書けないんじゃない、考えてないだけ。

書けないんじゃない、考えてないだけ。

かんそう

サンマーク出版

感想

ブロガー特有の「バズ」を最優先に考える下卑た根性と、ファミレスのパフェのコーンフレークくらい嵩増しされた引用をギリギリ許せるくらいの、圧倒的な「書くこと」への肯定感がすごく心地よかった。文中で語られる「疾走感」に見事してやられてしまい、誠に不本意ながら楽しく読むことができた、できてしまった。

前述の通り、本書は「ネット上でいかにたくさん読まれるか」に焦点を当てて書かれている。ゆえに、やりすぎと思えるようなテクニックが色々と紹介される。正直、私個人としてはそういう「コンテンツ」的な文章を忌み嫌っているので、とりたてて参考になるとは思わなかった。PVを稼ぐ手段としてそういう技術があるのは理解できるが、同意はできないという心境である。

しかし、そういった数々のテクニックが「役に立つか」はさほど重要ではない。注目すべきは、かんそう氏が文章というものに対してこれ以上ないほど頭を捻り、考えに考え尽くしていることである。彼の編み出した手法に賛同できるかはともかくとして、彼ほど文章に対して真剣に向き合っている人もいないのではないだろうか。

正直、私は彼ほど限界を越えて文章を考えたことはない。思うままに書いて、最低限の校正的なチェックをしているだけである。あまり技巧にばかりかかりきりになると、自分の本当に書きたいものから遠ざかってしまうと考えているからだ。

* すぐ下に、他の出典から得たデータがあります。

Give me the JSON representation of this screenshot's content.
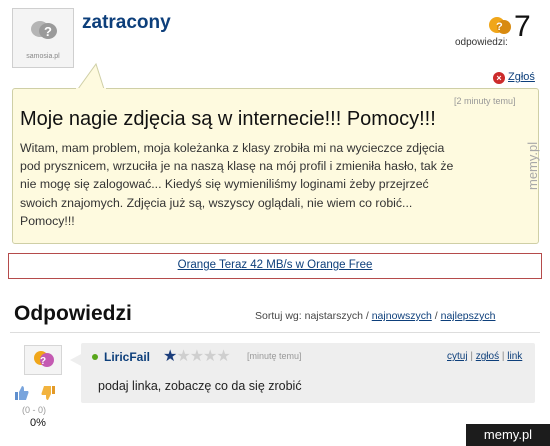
{
  "avatar": {
    "brand": "samosia.pl"
  },
  "question": {
    "author": "zatracony",
    "answers_label": "odpowiedzi:",
    "answers_count": "7",
    "report_label": "Zgłoś",
    "timestamp": "[2 minuty temu]",
    "title": "Moje nagie zdjęcia są w internecie!!! Pomocy!!!",
    "body_lines": [
      "Witam, mam problem, moja koleżanka z klasy zrobiła mi na wycieczce zdjęcia",
      "pod prysznicem, wrzuciła je na naszą klasę na mój profil i zmieniła hasło, tak że",
      "nie mogę się zalogować... Kiedyś się wymieniliśmy loginami żeby przejrzeć",
      "swoich znajomych. Zdjęcia już są, wszyscy oglądali, nie wiem co robić...",
      "Pomocy!!!"
    ]
  },
  "ad": {
    "text": "Orange Teraz 42 MB/s w Orange Free"
  },
  "answers_section": {
    "heading": "Odpowiedzi",
    "sort_label": "Sortuj wg: najstarszych /",
    "sort_newest": "najnowszych",
    "sort_sep": "/",
    "sort_best": "najlepszych"
  },
  "answer": {
    "avatar_brand": "samosia.pl",
    "author": "LiricFail",
    "stars_on": "★",
    "stars_off": "★★★★",
    "timestamp": "[minutę temu]",
    "action_quote": "cytuj",
    "action_report": "zgłoś",
    "action_link": "link",
    "sep": "|",
    "text": "podaj linka, zobaczę co da się zrobić",
    "votes": "(0 - 0)",
    "percent": "0%"
  },
  "watermarks": {
    "side": "memy.pl",
    "corner": "memy.pl"
  },
  "colors": {
    "link": "#0d3f7b",
    "question_bg": "#fefadf",
    "ad_border": "#b54b4b",
    "report_red": "#cc2b2b",
    "online_green": "#58a61a"
  }
}
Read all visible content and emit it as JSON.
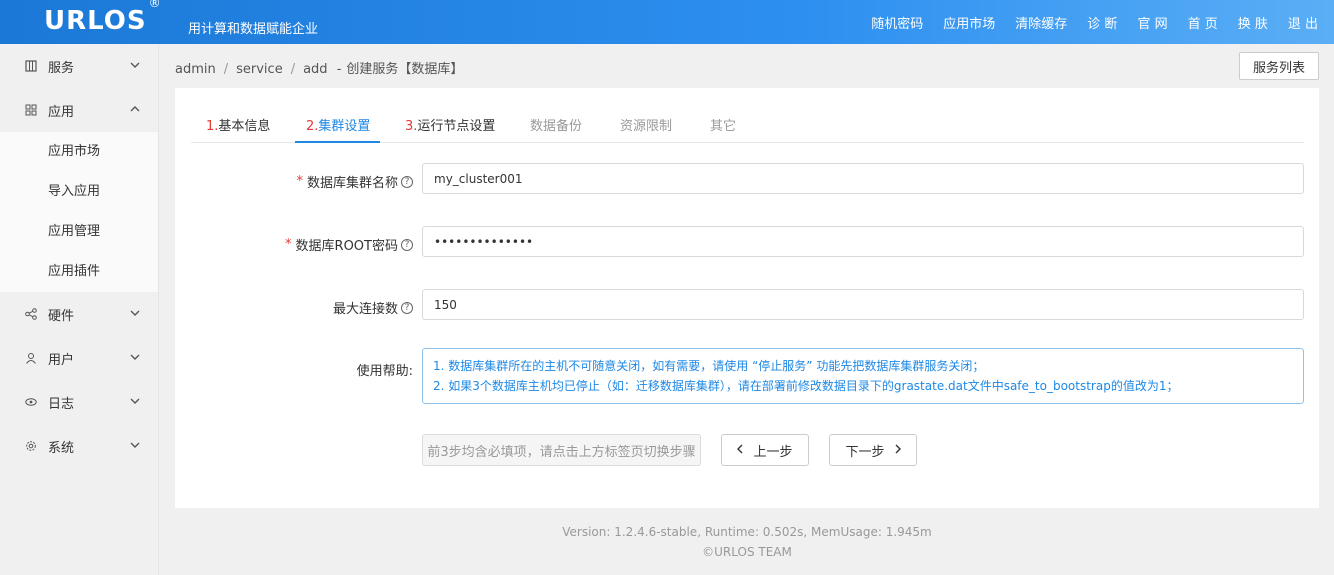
{
  "header": {
    "logo": "URLOS",
    "logo_mark": "®",
    "slogan": "用计算和数据赋能企业",
    "nav": [
      "随机密码",
      "应用市场",
      "清除缓存",
      "诊 断",
      "官 网",
      "首 页",
      "换 肤",
      "退 出"
    ]
  },
  "sidebar": {
    "items": [
      {
        "label": "服务",
        "icon": "grid-icon",
        "expanded": false
      },
      {
        "label": "应用",
        "icon": "apps-icon",
        "expanded": true,
        "children": [
          "应用市场",
          "导入应用",
          "应用管理",
          "应用插件"
        ]
      },
      {
        "label": "硬件",
        "icon": "share-icon",
        "expanded": false
      },
      {
        "label": "用户",
        "icon": "user-icon",
        "expanded": false
      },
      {
        "label": "日志",
        "icon": "eye-icon",
        "expanded": false
      },
      {
        "label": "系统",
        "icon": "gear-icon",
        "expanded": false
      }
    ]
  },
  "breadcrumb": {
    "parts": [
      "admin",
      "service",
      "add"
    ],
    "dash": "-",
    "current": "创建服务【数据库】"
  },
  "service_list_button": "服务列表",
  "tabs": [
    {
      "num": "1.",
      "label": "基本信息",
      "state": "normal"
    },
    {
      "num": "2.",
      "label": "集群设置",
      "state": "active"
    },
    {
      "num": "3.",
      "label": "运行节点设置",
      "state": "normal"
    },
    {
      "num": "",
      "label": "数据备份",
      "state": "disabled"
    },
    {
      "num": "",
      "label": "资源限制",
      "state": "disabled"
    },
    {
      "num": "",
      "label": "其它",
      "state": "disabled"
    }
  ],
  "form": {
    "cluster_name": {
      "label": "数据库集群名称",
      "required": "*",
      "value": "my_cluster001"
    },
    "root_password": {
      "label": "数据库ROOT密码",
      "required": "*",
      "value": "••••••••••••••"
    },
    "max_conn": {
      "label": "最大连接数",
      "value": "150"
    },
    "help": {
      "label": "使用帮助:",
      "lines": [
        "1. 数据库集群所在的主机不可随意关闭，如有需要，请使用 “停止服务” 功能先把数据库集群服务关闭；",
        "2. 如果3个数据库主机均已停止（如：迁移数据库集群），请在部署前修改数据目录下的grastate.dat文件中safe_to_bootstrap的值改为1；"
      ]
    }
  },
  "buttons": {
    "hint": "前3步均含必填项，请点击上方标签页切换步骤",
    "prev": "上一步",
    "next": "下一步"
  },
  "footer": {
    "line1": "Version: 1.2.4.6-stable,   Runtime: 0.502s,   MemUsage: 1.945m",
    "line2": "©URLOS TEAM"
  },
  "colors": {
    "header_blue": "#2d8ff0",
    "accent": "#1e88e5",
    "required_red": "#e53935"
  }
}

しかし、それは怠慢だと気付かされた。やりもしないで、ただ「下卑た」と言ってしまうのは、酸っぱい葡萄と同じである。一旦、考えられるところまで考え抜いて、その上で小手先の技巧が不要だと思うならば捨て去れば良いだけのことで、それ以前から拒絶するのはかなり勿体ないし、先の成長は全く見込めない。

重ね重ね、余白が大きくて、字も大きくて、引用がたくさんあって、「読者サービス」の多い本作から蒙が啓かれるのは不本意極まりない。とはいえ本作でも触れられているように、文章を書く人間がコンテンツの選り好みをすべきではないわけで、そういう意味ですごく良い刺激になったと言える。悔しいが、大変悔しいが、学びになったし、良書だと思う。悔しい。